Informant Motivation

The FIREPLACES framework is summarized in the table below. 

·  F — Financial: Includes the receipt of monetary reward or in-kind payment (i.e. payment of rent, tools, vehicles, phones, clothes).

·  I —  Ideology / Moral: Information is provided about a person or group who possess ideas or beliefs at odds with those held by the informant (i.e. drug dealing or terrorist tactics). 

·  R — Revenge: Information is provided to harm or place another in a detrimental position (i.e. arrested) in response to a previous injury or perceived wrongdoing (i.e. as a result of an acrimonious breakup of a personal or criminal relationship). 

·  E — Excitement: Undertaking the role of an informant offers the individual a feeling of excitement, eagerness, or arousal.

·  P — Protection: Passing information to authorities to protect the informant from persons or networks threatening them, their criminal enterprises, or family. The cooperation aims to provide information that encourages police action to diminish this threat. 

·  L — Lifestyle: The role played by the informant provides the individual with an enhanced lifestyle, either as a consequence of deployments and/or payments. 

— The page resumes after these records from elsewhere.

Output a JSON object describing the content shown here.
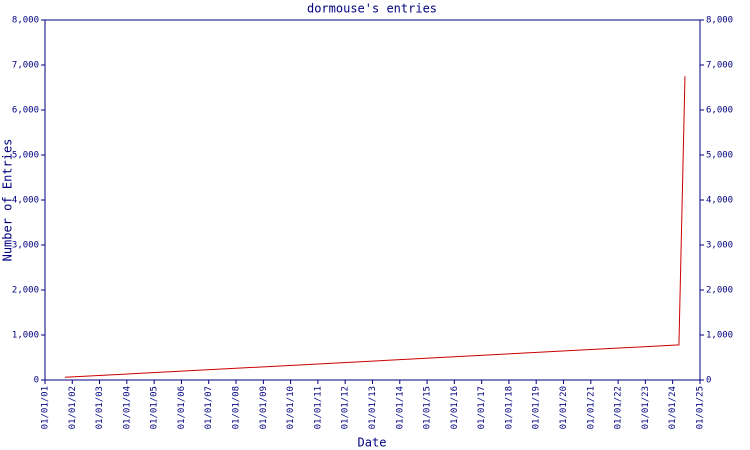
{
  "chart_data": {
    "type": "line",
    "title": "dormouse's entries",
    "x_label": "Date",
    "y_label": "Number of Entries",
    "x": [
      "09/25/01",
      "03/25/24",
      "06/14/24"
    ],
    "series": [
      {
        "name": "entries",
        "color": "#cc0000",
        "values": [
          60,
          780,
          6750
        ]
      }
    ],
    "xlim": [
      "01/01/01",
      "01/01/25"
    ],
    "xticks": [
      "01/01/01",
      "01/01/02",
      "01/01/03",
      "01/01/04",
      "01/01/05",
      "01/01/06",
      "01/01/07",
      "01/01/08",
      "01/01/09",
      "01/01/10",
      "01/01/11",
      "01/01/12",
      "01/01/13",
      "01/01/14",
      "01/01/15",
      "01/01/16",
      "01/01/17",
      "01/01/18",
      "01/01/19",
      "01/01/20",
      "01/01/21",
      "01/01/22",
      "01/01/23",
      "01/01/24",
      "01/01/25"
    ],
    "ylim": [
      0,
      8000
    ],
    "yticks": [
      0,
      {
        "value": 1000,
        "label": "1,000"
      },
      {
        "value": 2000,
        "label": "2,000"
      },
      {
        "value": 3000,
        "label": "3,000"
      },
      {
        "value": 4000,
        "label": "4,000"
      },
      {
        "value": 5000,
        "label": "5,000"
      },
      {
        "value": 6000,
        "label": "6,000"
      },
      {
        "value": 7000,
        "label": "7,000"
      },
      {
        "value": 8000,
        "label": "8,000"
      }
    ],
    "y2lim": [
      0,
      8000
    ],
    "y2ticks": [
      0,
      {
        "value": 1000,
        "label": "1,000"
      },
      {
        "value": 2000,
        "label": "2,000"
      },
      {
        "value": 3000,
        "label": "3,000"
      },
      {
        "value": 4000,
        "label": "4,000"
      },
      {
        "value": 5000,
        "label": "5,000"
      },
      {
        "value": 6000,
        "label": "6,000"
      },
      {
        "value": 7000,
        "label": "7,000"
      },
      {
        "value": 8000,
        "label": "8,000"
      }
    ],
    "axis_color": "#000080"
  }
}
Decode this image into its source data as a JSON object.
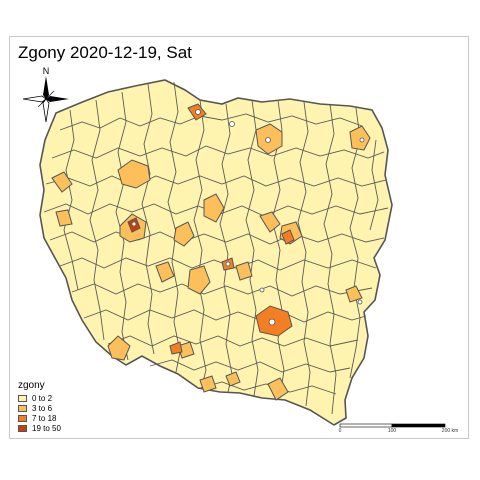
{
  "title": "Zgony 2020-12-19, Sat",
  "north_label": "N",
  "legend": {
    "title": "zgony",
    "items": [
      {
        "label": "0 to 2",
        "color": "#fff3b0"
      },
      {
        "label": "3 to 6",
        "color": "#fdbf5a"
      },
      {
        "label": "7 to 18",
        "color": "#f47f22"
      },
      {
        "label": "19 to 50",
        "color": "#c8400c"
      }
    ]
  },
  "scale_bar": {
    "labels": [
      "0",
      "100",
      "200 km"
    ]
  },
  "colors": {
    "border": "#555555",
    "class_1": "#fff3b0",
    "class_2": "#fdbf5a",
    "class_3": "#f47f22",
    "class_4": "#c8400c"
  }
}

·  A — Access: The informant relationship provides an opportunity for counter-penetration to identify agency interest in offending networks and associates. This may include deliberate infiltration by criminals to understand the nature of police tasking and levels of interest in their or their competitor’s criminal enterprises. 

·  C — Coercion: Information is provided to avoid carrying out a threat made by an official (i.e. the threat of deportation; being prevented access to or from a country; or blackmail after being caught in compromising situations).

·  E — Ego: Undertaking the role of an informant enhances the individual’s self-esteem or self-importance. Where this ego starts to impact the veracity of provided information, these are sometimes colloquially known as ‘Walter-Mitty’ informants. 

·   S — Sentence: Information is shared to mitigate the length of a likely forthcoming prison sentence or release from detention. 

How Can FIREPLACES Help Handlers?
RIPA 2000 requires both regular reviews, and where appropriate, renewals of the informant’s authority. This necessitates an examination of an informant’s tasking activity, their general behavior and demeanor, and the interrogation of open and closed datasets. All of these are explored to identify new and emerging risks and operational opportunities.

The legislative process provides a juncture in which to review the original assessment of motivations. 

Understanding a potential informant’s motivation(s) can lay the foundation for managing the risks and opportunities associated with the informant-handler relationship and their subsequent operational deployments. 

The FIREPLACES framework not only increases the probability of identifying motives but can also enhance control, efficacy, and longevity of authorized relationships; potentially increasing ethical intelligence elicitation.

Disseminating the framework can be achieved by utilizing existing knowledge platforms that provide an opportunity to offer a more detailed explanation within UK government doctrine, academic articles, and continuous professional development.